I’m not criticizing you Daniel. You only experience what is available to you but I’ll tell you that what I’m saying is accurate. I could post a long long list of anecdotes but that would be boring and just stories.
PS … I don’t know. I guess my bottom line is why make it hard for new people just starting out? That’s just mean. It’s guaranteed that every New American’s kids will speak and write fluent English. :)
In other words, it’s just about money. Porter learned Spanish because he begrudgingly accepted he had to, to benefit himself, as employers are saying now, but in the long term a common language is essential for a united country. Short term thinking. Thanks for selling us out.
You wouldn’t want rural farmers and ranchers to think they might want to learn a little bit of Spanish, would you? Deep inner fear of that very thing is the only thing keeping this weak-ass old-timey ‘fight against the coloreds’ rolling.
Let it roll, baby, roll – you old-timey mushy brained bastards.

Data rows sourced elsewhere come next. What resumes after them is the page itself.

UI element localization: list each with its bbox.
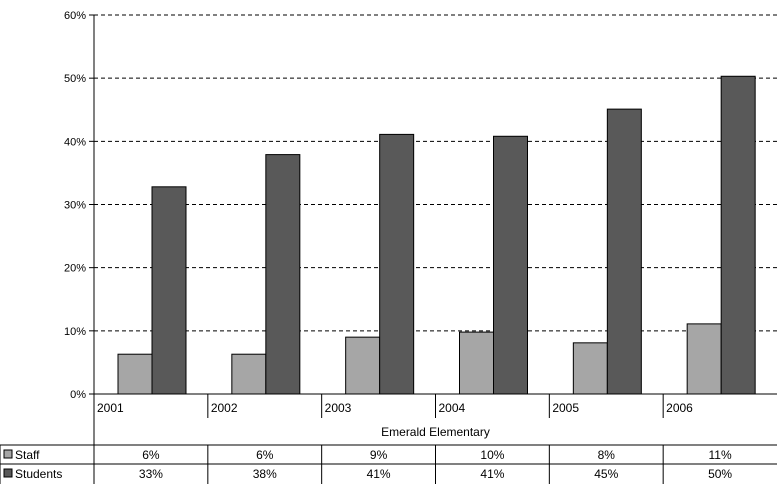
y-tick-label: 0%: [70, 389, 86, 401]
table-value-students: 33%: [139, 467, 163, 481]
x-axis: 2001 2002 2003 2004 2005 2006 Emerald Elementa…: [93, 15, 777, 484]
category-label: 2006: [666, 401, 693, 415]
bar-staff-2006: [686, 323, 722, 395]
legend-label-students: Students: [15, 467, 62, 481]
bars: [117, 75, 756, 395]
table-value-staff: 6%: [256, 448, 274, 462]
table-value-staff: 8%: [598, 448, 616, 462]
bar-staff-2002: [231, 353, 267, 395]
category-label: 2001: [97, 401, 124, 415]
category-label: 2004: [439, 401, 466, 415]
y-tick-label: 30%: [64, 200, 86, 212]
legend-swatch-staff: [3, 449, 13, 459]
category-label: 2003: [325, 401, 352, 415]
bar-staff-2004: [459, 331, 494, 395]
table-value-students: 50%: [708, 467, 732, 481]
table-value-students: 45%: [594, 467, 618, 481]
bar-staff-2005: [572, 342, 608, 395]
y-axis: 0% 10% 20% 30% 40% 50% 60%: [64, 10, 94, 401]
legend-swatch-students: [3, 468, 13, 478]
table-value-students: 41%: [367, 467, 391, 481]
y-tick-label: 50%: [64, 73, 86, 85]
category-label: 2002: [211, 401, 238, 415]
data-table: Staff 6% 6% 9% 10% 8% 11% Students 33% 38% 41% 41% 4…: [0, 444, 777, 484]
bar-staff-2003: [345, 336, 381, 395]
y-tick-label: 60%: [64, 10, 86, 22]
legend-label-staff: Staff: [15, 448, 40, 462]
bar-students-2004: [493, 135, 528, 395]
y-tick-label: 40%: [64, 136, 86, 148]
bar-staff-2001: [117, 353, 153, 395]
group-label: Emerald Elementary: [381, 425, 490, 439]
bar-students-2002: [265, 154, 301, 395]
y-tick-label: 10%: [64, 326, 86, 338]
table-value-staff: 9%: [370, 448, 388, 462]
category-label: 2005: [552, 401, 579, 415]
table-value-staff: 6%: [142, 448, 160, 462]
table-value-students: 38%: [253, 467, 277, 481]
table-value-staff: 10%: [480, 448, 504, 462]
gridlines: [94, 14, 777, 332]
table-value-staff: 11%: [709, 448, 732, 462]
bar-students-2005: [606, 108, 642, 395]
bar-students-2003: [379, 133, 415, 395]
table-value-students: 41%: [480, 467, 504, 481]
bar-students-2006: [720, 75, 756, 395]
y-tick-label: 20%: [64, 263, 86, 275]
bar-students-2001: [151, 186, 187, 395]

Not so sure about all new Americans learning English. Drumpf properties are being rented to wealthy Russians who are having anchor babies that most definitely won’t be sent back to Mother Russia as long as there is a buck Drumpf can make from them.
Can’t we accommodate both the immediate practical goal of helping immigrant workers get to work and the long-term goal of getting them to speak English? Offering driving tests in Spanish does not signal complete surrender of the goal of a common language, a goal I agree is important. Even in school, where the goal is to produce fluent English speakers, we still offer ESL assistance, with some teaching in students’ native language, to help kids over the hump. We get the job done, and, as Porter notes, within a generation, pretty much every newcomer is on the same language page.
Most road signs are iconified, but there are plenty of warning signs (like the digital signs that flash updates) that offer important information in English. It’s in everyone’s best interest that drivers understand those signs. Motorists should also know English for interactions with police officers: if motorists can’t understand the directions a police officer gives them, they create uncertainty and delay for the police officer and increase the chance of a dangerous misunderstanding.
But we aren’t selling out our country by providing certain public documents in foreign languages. We’re improving our economy, improving individual mobility and prosperity, and integrating more people into American life.
Digital signs can easily be programmed to repeat warnings in Spanish if the goal is to prevent traffic deaths and injuries. Such a minor petty courtesy should be a no brainer for people with open minds and public safety at heart.
HC … How many languages do you speak? American nationalism is a weak excuse for being an under achiever.